Figure 5. TRPV2 cooperates with BKCa.

(A) BKCa inhibitor IbTx decreases LL-37 induced outward potassium current on MDA-MB-435s cells. Left panel shows examples of currents obtained with I-V protocol on MDA-MB-435s cells in presence (LL-37) or absence (PSS) of the peptide. Currents were measured for each voltage clamp (V) from −90 at +80 mV during 500 ms, every 10 mV increase. Mid panel displays a representative Current-Voltage curves which shown the current density-voltage relationships obtained using ramp protocol recorded in PSS or in presence of LL-37 and with or without pretreatment with 100 nM Ibtx.

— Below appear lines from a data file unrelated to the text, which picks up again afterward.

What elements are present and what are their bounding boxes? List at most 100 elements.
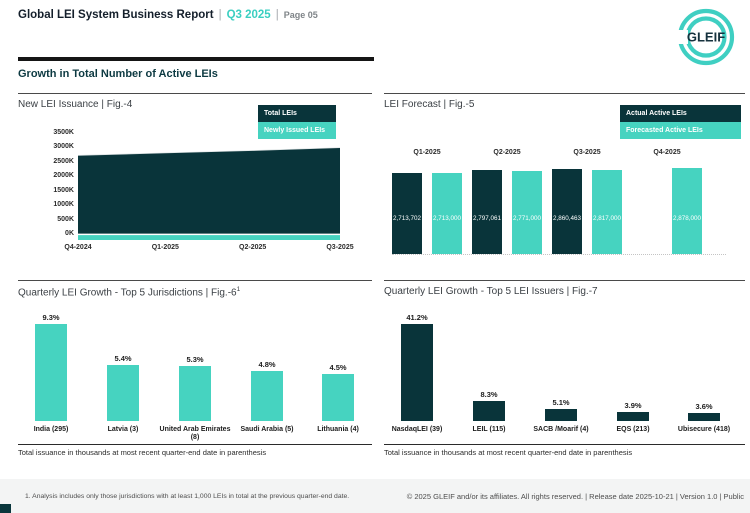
y-axis-tick-label: 1000K — [53, 201, 74, 209]
growth-bar — [322, 374, 354, 421]
x-axis-baseline — [392, 254, 726, 255]
bar-value-label: 2,771,000 — [512, 214, 542, 222]
bar-category-label: Saudi Arabia (5) — [240, 426, 294, 433]
gleif-logo-icon: GLEIF — [674, 8, 735, 66]
panel-lei-forecast: LEI Forecast | Fig.-5 Actual Active LEIs… — [384, 93, 745, 266]
growth-bar — [35, 324, 67, 421]
bar-value-label: 9.3% — [42, 313, 60, 322]
total-leis-area — [78, 147, 340, 234]
growth-bar — [473, 401, 505, 421]
bar-value-label: 3.9% — [624, 400, 642, 410]
legend-newly-issued-leis: Newly Issued LEIs — [258, 122, 336, 139]
chart-title-fig4: New LEI Issuance | Fig.-4 — [18, 99, 133, 110]
report-header: Global LEI System Business Report | Q3 202… — [18, 9, 318, 21]
bar-group-label: Q2-2025 — [493, 149, 521, 156]
note-rule-fig7 — [384, 444, 745, 445]
chart-title-fig5: LEI Forecast | Fig.-5 — [384, 99, 475, 110]
bar-value-label: 5.3% — [186, 354, 204, 364]
page-footer: 1. Analysis includes only those jurisdic… — [0, 479, 750, 513]
actual-active-leis-bar: 2,797,061 — [472, 170, 502, 254]
bar-category-label: United Arab Emirates (8) — [159, 426, 231, 441]
header-separator: | — [275, 9, 279, 21]
forecast-active-leis-bar: 2,771,000 — [512, 171, 542, 254]
growth-bar — [545, 408, 577, 421]
y-axis-tick-label: 0K — [65, 230, 74, 237]
bar-group-label: Q1-2025 — [413, 149, 441, 156]
x-axis-tick-label: Q4-2024 — [64, 244, 92, 251]
x-axis-tick-label: Q3-2025 — [326, 244, 354, 251]
bar-category-label: India (295) — [33, 426, 69, 433]
x-axis-tick-label: Q1-2025 — [151, 244, 179, 251]
bar-value-label: 4.5% — [329, 363, 347, 373]
bar-value-label: 2,878,000 — [672, 215, 702, 222]
bar-value-label: 3.6% — [695, 401, 713, 411]
chart-title-fig6-footnote-marker: 1 — [236, 286, 241, 293]
page-number: Page 05 — [283, 10, 318, 20]
report-quarter: Q3 2025 — [226, 9, 271, 21]
y-axis-tick-label: 1500K — [53, 186, 74, 194]
bar-value-label: 2,713,702 — [392, 214, 422, 222]
bar-group-label: Q4-2025 — [653, 149, 681, 156]
growth-bar — [688, 412, 720, 421]
gleif-logo: GLEIF — [674, 4, 738, 73]
legend-forecasted-active-leis: Forecasted Active LEIs — [620, 122, 741, 139]
actual-active-leis-bar: 2,713,702 — [392, 172, 422, 254]
bar-value-label: 5.1% — [552, 397, 570, 407]
note-rule-fig6 — [18, 444, 372, 445]
y-axis-tick-label: 2000K — [53, 172, 74, 180]
report-title: Global LEI System Business Report — [18, 9, 214, 21]
bar-category-label: NasdaqLEI (39) — [391, 426, 443, 433]
note-fig6: Total issuance in thousands at most rece… — [18, 448, 267, 457]
chart-title-fig7: Quarterly LEI Growth - Top 5 LEI Issuers… — [384, 286, 598, 297]
growth-bar — [401, 324, 433, 421]
bar-category-label: EQS (213) — [616, 426, 650, 433]
bar-value-label: 2,860,463 — [552, 214, 582, 222]
x-axis-tick-label: Q2-2025 — [239, 244, 267, 251]
footer-footnote: 1. Analysis includes only those jurisdic… — [25, 493, 350, 500]
bar-category-label: LEIL (115) — [472, 426, 506, 433]
forecast-active-leis-bar: 2,817,000 — [592, 169, 622, 254]
y-axis-tick-label: 500K — [57, 215, 74, 223]
y-axis-tick-label: 3500K — [53, 129, 74, 136]
area-chart-fig4 — [78, 146, 340, 240]
bar-value-label: 4.8% — [258, 359, 276, 369]
newly-issued-leis-area — [78, 235, 340, 240]
legend-fig5: Actual Active LEIs Forecasted Active LEI… — [620, 105, 741, 139]
y-axis-tick-label: 3000K — [53, 143, 74, 151]
chart-title-fig6-text: Quarterly LEI Growth - Top 5 Jurisdictio… — [18, 287, 237, 299]
bar-value-label: 5.4% — [114, 353, 132, 363]
forecast-active-leis-bar: 2,713,000 — [432, 172, 462, 254]
gleif-logo-text: GLEIF — [687, 30, 725, 45]
actual-active-leis-bar: 2,860,463 — [552, 168, 582, 254]
section-title: Growth in Total Number of Active LEIs — [18, 68, 218, 80]
growth-bar — [617, 411, 649, 421]
legend-fig4: Total LEIs Newly Issued LEIs — [258, 105, 336, 139]
bar-value-label: 2,797,061 — [472, 214, 502, 222]
header-separator: | — [218, 9, 222, 21]
bar-category-label: SACB /Moarif (4) — [533, 426, 589, 433]
footer-corner-accent — [0, 504, 11, 513]
bar-value-label: 41.2% — [406, 313, 428, 322]
bar-value-label: 2,817,000 — [592, 214, 622, 222]
panel-top5-lei-issuers: Quarterly LEI Growth - Top 5 LEI Issuers… — [384, 280, 745, 459]
note-fig7: Total issuance in thousands at most rece… — [384, 448, 633, 457]
panel-top5-jurisdictions: Quarterly LEI Growth - Top 5 Jurisdictio… — [18, 280, 372, 459]
bar-category-label: Latvia (3) — [107, 426, 139, 433]
panel-new-lei-issuance: New LEI Issuance | Fig.-4 Total LEIs New… — [18, 93, 372, 266]
header-rule — [18, 57, 374, 61]
bar-value-label: 8.3% — [480, 390, 498, 400]
total-leis-topline — [78, 146, 340, 156]
footer-copyright: © 2025 GLEIF and/or its affiliates. All … — [406, 492, 744, 501]
growth-bar — [107, 364, 139, 421]
legend-total-leis: Total LEIs — [258, 105, 336, 122]
bar-category-label: Lithuania (4) — [317, 426, 359, 433]
growth-bar — [251, 370, 283, 421]
forecast-active-leis-bar: 2,878,000 — [672, 168, 702, 254]
legend-actual-active-leis: Actual Active LEIs — [620, 105, 741, 122]
bar-value-label: 2,713,000 — [432, 214, 462, 222]
bar-category-label: Ubisecure (418) — [677, 426, 731, 433]
chart-title-fig6: Quarterly LEI Growth - Top 5 Jurisdictio… — [18, 286, 240, 298]
y-axis-tick-label: 2500K — [53, 157, 74, 165]
growth-bar — [179, 365, 211, 421]
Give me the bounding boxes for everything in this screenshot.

Right panel represents the compilation of the outward current at the membrane voltage at 0 mV normalized to PSS condition (5 < n < 12). (B) IbTx decreases LL-37 induced Ca2+ influx without additional effect of anti-TRPV2 siRNA (siV2). Fura-2 probe is used to measure Ca²⁺ influx after 2 mM Ca²⁺ application as described in Materials and Methods. The effects of LL-37 and IbTx (100 nM) are evaluated on MDA-MB-435s cells transfected with siRNA against TRPV2 or control siRNA (siCt). Fura-2 fluorescence ratio is normalized against the basal level of each individual experiment. The dotted line shows the normalized basal level and the inhibitory effect of siV2 and/or IbTx is indicated relative to siCtl with LL-37 (n = 13). (C) IbTx decreases LL-37 induced cell migration without additional effect of anti-TRPV2 siRNA (siV2). The inhibitory effect of siV2 and/or IbTx is indicated relative to siCtl with LL-37 (n = 8). (D) BKCa membrane location remains unaltered after application of LL-37. Left panels show the detection of BKCa by immunofluorescence performed on non-permeabilized MDA-MB-435s cells treated or not with LL-37 for 5 min. DAPI is used for nuclear staining. Right panels show the localisation of BKCa on pseudopodia (P) and intracellularly by immunoelectron microscopy. The location of immunogold signals, intracellularly and at pseudopodia (P) is indicated with arrows.